Obituary of Patrick Francis Brannan, Weatherford, Texas.

The life of Rev. Father Patrick Francis Brannan, who was laid to rest at Weatherford, Tex., on February 1, 1916, was an interesting and unusual one. As a citizen soldier, lawyer, public official, and missionary priest his experiences were many and varied.

Patrick Brannan was norn November 30, 1848, at Columbus, Ga. He was a mere lad when the war broke out; but, imbued with love for the Southland, he went into service as a drummer biy at the age of fourteen, serving with the 15th Alabama, Company K. During a part of his service Colonel Oats (later Governor of Alabama) was in command of his regiment, and he took a great interest in young Brannan because of his enthusiasm and diminutive size. The colonel reprimanded the impulsive drummer boy several times for getting into the firing line, but he would get back into the thick of the fray at every opportunity. He often alluded to the tender solicitude of his colonel during the boyish patriotic outbreaks. They were always warm friends.
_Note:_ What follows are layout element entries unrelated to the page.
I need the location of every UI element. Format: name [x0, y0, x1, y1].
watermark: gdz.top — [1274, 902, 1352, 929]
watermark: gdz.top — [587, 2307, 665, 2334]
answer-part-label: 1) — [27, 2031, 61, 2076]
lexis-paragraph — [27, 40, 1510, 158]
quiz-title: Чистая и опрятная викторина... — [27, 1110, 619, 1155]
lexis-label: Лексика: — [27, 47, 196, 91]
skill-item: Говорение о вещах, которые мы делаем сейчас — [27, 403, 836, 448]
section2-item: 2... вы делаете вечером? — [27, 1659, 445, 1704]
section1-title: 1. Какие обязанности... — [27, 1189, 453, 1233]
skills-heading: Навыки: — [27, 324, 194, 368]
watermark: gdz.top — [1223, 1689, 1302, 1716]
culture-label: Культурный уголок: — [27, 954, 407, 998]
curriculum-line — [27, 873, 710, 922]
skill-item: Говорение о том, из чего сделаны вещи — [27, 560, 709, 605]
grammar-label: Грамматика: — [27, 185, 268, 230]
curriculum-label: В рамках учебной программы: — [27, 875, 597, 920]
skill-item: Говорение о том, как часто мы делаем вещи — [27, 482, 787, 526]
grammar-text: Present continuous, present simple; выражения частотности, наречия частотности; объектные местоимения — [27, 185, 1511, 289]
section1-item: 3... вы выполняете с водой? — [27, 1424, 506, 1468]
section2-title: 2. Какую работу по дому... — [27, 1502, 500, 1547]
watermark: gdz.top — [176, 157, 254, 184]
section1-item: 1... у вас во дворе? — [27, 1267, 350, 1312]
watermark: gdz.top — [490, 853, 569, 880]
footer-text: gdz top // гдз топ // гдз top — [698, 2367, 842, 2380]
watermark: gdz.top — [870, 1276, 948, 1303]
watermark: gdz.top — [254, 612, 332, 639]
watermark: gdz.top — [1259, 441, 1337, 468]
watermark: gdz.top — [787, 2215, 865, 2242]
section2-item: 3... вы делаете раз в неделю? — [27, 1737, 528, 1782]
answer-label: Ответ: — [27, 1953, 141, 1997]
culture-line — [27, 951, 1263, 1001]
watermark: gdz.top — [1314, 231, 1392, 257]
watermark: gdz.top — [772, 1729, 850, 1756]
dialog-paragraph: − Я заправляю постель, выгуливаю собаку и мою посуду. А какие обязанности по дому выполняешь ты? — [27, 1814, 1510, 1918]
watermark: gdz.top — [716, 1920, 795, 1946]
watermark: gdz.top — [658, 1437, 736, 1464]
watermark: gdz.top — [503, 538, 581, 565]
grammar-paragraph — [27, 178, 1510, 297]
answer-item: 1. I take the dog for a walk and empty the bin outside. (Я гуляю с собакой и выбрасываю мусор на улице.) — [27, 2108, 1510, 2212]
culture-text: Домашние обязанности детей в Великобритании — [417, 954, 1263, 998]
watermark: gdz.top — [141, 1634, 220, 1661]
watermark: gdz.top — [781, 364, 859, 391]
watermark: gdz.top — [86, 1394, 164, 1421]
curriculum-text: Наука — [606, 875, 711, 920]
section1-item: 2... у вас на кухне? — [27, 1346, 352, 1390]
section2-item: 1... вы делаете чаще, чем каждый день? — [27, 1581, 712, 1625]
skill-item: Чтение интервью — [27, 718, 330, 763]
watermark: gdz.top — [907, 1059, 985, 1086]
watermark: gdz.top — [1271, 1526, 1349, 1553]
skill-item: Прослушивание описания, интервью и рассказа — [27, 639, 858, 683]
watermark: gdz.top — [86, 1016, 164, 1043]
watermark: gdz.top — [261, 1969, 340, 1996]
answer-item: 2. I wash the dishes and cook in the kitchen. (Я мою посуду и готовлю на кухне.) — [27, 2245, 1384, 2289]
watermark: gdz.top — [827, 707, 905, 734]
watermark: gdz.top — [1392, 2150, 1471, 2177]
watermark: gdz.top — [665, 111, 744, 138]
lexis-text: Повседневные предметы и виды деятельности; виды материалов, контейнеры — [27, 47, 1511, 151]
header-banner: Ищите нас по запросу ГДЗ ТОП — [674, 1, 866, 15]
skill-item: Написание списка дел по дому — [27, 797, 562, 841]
When the war was over, Patrick Brannan took up the study of law at Louisville, Ky., was admitted to the bar, and began his practice in that city. Removing to Texas, he settled at Weatherford and practiced his profession there. During the trial of a case in Cleburne he met Miss Mary Powers, to whom he was married. A son and a daughter were born to them and survive him.

He became a great friend and protege of Governor Lanham and was a frequent and welcome visitor at the Lanham households in Weatherford, in Washington, and in Austin. In 1882 he became mayor of Weatherford, being the first Democrat to hold the office, and he filled it efficiently. In the very zenith of his career as a lawyer his wife died, and he determined to devote his life to the Church. Entering the Catholic seminary in Baltimore, he completed an eight-year course in three years, and after his ordination he began his service as a missionary priest, which he continued until his death, his missions extending over the United States.